Aunque era día festivo, el general Antonov madrugó para trabajar. En mangas de camisa, enfundado en unos viejos pantalones de coronel con la lista roja del costado y calzado con unas botas de piloto que parecían rescatadas de la basura, se puso a cavar una cuerda de patatas.
Mientras su chófer aguardaba en la linde, con el coche oficial estacionado debajo de un tilo, repasando pasatiempos de una revista atrasada, bostezando y escamondándose las uñas, el general Antonov cavó y cavó hasta completar una extensa parcela. Después estercoló con ayuda de una carretilla.

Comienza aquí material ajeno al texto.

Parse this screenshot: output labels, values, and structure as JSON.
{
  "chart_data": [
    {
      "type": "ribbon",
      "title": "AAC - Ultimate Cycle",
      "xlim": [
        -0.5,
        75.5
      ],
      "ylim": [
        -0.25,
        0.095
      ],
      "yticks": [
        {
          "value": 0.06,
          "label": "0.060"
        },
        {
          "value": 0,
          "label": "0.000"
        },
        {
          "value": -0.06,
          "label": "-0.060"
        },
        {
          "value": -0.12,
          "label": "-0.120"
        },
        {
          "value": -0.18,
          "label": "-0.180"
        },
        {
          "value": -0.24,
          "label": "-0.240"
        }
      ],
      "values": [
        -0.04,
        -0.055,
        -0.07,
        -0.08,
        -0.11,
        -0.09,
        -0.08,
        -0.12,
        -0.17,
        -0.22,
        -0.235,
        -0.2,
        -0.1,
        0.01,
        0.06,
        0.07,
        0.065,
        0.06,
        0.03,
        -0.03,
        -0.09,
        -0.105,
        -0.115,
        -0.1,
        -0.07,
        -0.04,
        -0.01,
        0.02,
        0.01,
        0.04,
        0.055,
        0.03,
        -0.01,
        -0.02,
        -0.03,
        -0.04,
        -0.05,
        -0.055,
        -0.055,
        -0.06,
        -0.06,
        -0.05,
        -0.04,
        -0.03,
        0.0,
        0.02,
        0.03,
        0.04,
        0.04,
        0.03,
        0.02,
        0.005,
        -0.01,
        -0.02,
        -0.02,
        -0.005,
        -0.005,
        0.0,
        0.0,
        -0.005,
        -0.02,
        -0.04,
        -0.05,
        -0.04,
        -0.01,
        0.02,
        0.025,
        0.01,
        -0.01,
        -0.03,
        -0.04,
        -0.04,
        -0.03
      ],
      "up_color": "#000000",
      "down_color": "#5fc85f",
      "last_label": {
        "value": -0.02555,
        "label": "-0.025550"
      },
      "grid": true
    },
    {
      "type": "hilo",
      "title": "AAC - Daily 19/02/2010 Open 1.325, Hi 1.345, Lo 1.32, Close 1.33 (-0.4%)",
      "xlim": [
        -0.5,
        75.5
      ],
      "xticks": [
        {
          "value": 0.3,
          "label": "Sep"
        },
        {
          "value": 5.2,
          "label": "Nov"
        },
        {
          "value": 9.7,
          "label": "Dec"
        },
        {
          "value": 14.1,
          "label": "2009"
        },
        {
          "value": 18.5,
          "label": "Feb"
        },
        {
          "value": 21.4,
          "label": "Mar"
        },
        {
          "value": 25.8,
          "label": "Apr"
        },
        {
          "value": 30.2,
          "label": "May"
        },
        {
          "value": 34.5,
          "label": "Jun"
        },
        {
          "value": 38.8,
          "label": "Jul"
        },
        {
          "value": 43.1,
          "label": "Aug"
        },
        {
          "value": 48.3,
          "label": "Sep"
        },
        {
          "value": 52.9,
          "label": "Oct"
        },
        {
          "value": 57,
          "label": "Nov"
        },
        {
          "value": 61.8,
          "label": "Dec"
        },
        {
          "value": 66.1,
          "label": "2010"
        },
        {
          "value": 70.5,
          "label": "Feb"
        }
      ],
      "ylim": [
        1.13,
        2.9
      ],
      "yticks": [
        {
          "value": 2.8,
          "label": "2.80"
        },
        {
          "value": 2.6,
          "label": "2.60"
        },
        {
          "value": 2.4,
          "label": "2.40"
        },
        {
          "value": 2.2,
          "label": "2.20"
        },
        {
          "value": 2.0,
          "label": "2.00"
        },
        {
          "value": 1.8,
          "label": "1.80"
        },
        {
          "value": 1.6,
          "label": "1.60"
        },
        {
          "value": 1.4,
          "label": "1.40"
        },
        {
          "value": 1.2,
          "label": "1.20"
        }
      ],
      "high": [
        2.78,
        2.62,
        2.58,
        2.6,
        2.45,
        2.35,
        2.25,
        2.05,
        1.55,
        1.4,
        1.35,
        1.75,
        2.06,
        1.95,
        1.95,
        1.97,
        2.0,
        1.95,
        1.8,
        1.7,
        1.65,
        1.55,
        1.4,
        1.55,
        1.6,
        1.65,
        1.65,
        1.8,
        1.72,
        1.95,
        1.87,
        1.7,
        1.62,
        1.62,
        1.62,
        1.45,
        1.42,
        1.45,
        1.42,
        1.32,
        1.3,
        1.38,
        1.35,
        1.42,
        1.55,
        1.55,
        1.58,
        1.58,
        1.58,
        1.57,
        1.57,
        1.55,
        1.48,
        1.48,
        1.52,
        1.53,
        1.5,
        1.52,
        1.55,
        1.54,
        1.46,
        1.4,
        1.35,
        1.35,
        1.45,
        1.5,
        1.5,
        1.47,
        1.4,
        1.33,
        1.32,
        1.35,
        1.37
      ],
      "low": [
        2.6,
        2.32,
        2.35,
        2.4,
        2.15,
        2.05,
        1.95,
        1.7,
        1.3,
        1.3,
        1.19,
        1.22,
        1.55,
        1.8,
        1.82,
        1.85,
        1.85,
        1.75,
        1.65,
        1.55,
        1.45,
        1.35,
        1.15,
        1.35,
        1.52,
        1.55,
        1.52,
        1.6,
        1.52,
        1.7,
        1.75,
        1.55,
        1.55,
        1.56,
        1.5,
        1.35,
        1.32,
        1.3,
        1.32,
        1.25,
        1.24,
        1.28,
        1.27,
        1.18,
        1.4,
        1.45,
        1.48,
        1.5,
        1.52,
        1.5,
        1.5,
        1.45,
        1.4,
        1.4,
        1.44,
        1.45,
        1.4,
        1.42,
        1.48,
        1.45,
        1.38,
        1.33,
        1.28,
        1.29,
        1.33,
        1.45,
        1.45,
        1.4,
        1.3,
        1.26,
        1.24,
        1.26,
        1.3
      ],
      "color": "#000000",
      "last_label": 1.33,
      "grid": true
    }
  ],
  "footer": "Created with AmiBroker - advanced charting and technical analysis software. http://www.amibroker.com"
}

El asistente del general había entregado al chófer una cesta de mimbre con un almuerzo frío, pero Yuri Antonov estaba tan entregado a su trabajo que se le pasó la hora de comer. Sólo cuando el sol comenzaba a declinar se sintió extenuado por el esfuerzo e hizo un alto. Con las manos en los doloridos riñones contempló su obra. Había trabajado como una bestia, como un viejo campesino zarista. «Eso es lo que eres, Yuri Petrovich Antonov —se dijo—: un esclavo como tu padre y como tu abuelo y como el abuelo de tu abuelo. ¡Héroe de la Unión Soviética! Eres un esclavo; eres una mierda en medio de la mierda del mundo, pero yo voy a redimirte».
Consultó el reloj. Las siete y media. A esa hora el general Petroff andaría por su tercer vodka en el club de oficiales. Dando unas zancadas todo lo grandes que sus piernas torcidas y cortas le permitían, se dirigió a las duchas. Allí empapó en agua una toalla y se frotó vigorosamente el rostro y el cuerpo sudorosos. Yuri Petrovich Antonov regresó a su jeep y se embutió en el uniforme de general, de cuyo pecho pendían cuatro hileras de condecoraciones comenzando por las dos estrellas que lo acreditaban como Héroe de la Unión Soviética por partida doble.
Por el camino, el chófer notó que el general, ordinariamente serio y seco, estaba de excelente humor, parlanchín y ocurrente. Parecía otra persona. Cuando llegaron al 22 de la calle de Kujbyseva, sede del club de oficiales, Antonov le preguntó:
—¿Tienes novia?
—Sí, camarada general.
—¿Es bonita?
El cabo titubeó.
—A mí me lo parece, camarada general.
—Bien. En ese caso no me esperes —decidió el general—. Tómate el resto del día libre y llévala al cine.
El cabo no salía de su asombro. No era frecuente ver al general Antonov de tan buen humor.
—Pero camarada general, ¿cómo volverá a Krasna?
Krasna, la dacha del general, distaba diez kilómetros de Moscú, sobre el río Moscova.
—No te preocupes, nadie me espera —respondió Antonov subiendo la escalinata—. Esta noche dormiré en la residencia de oficiales.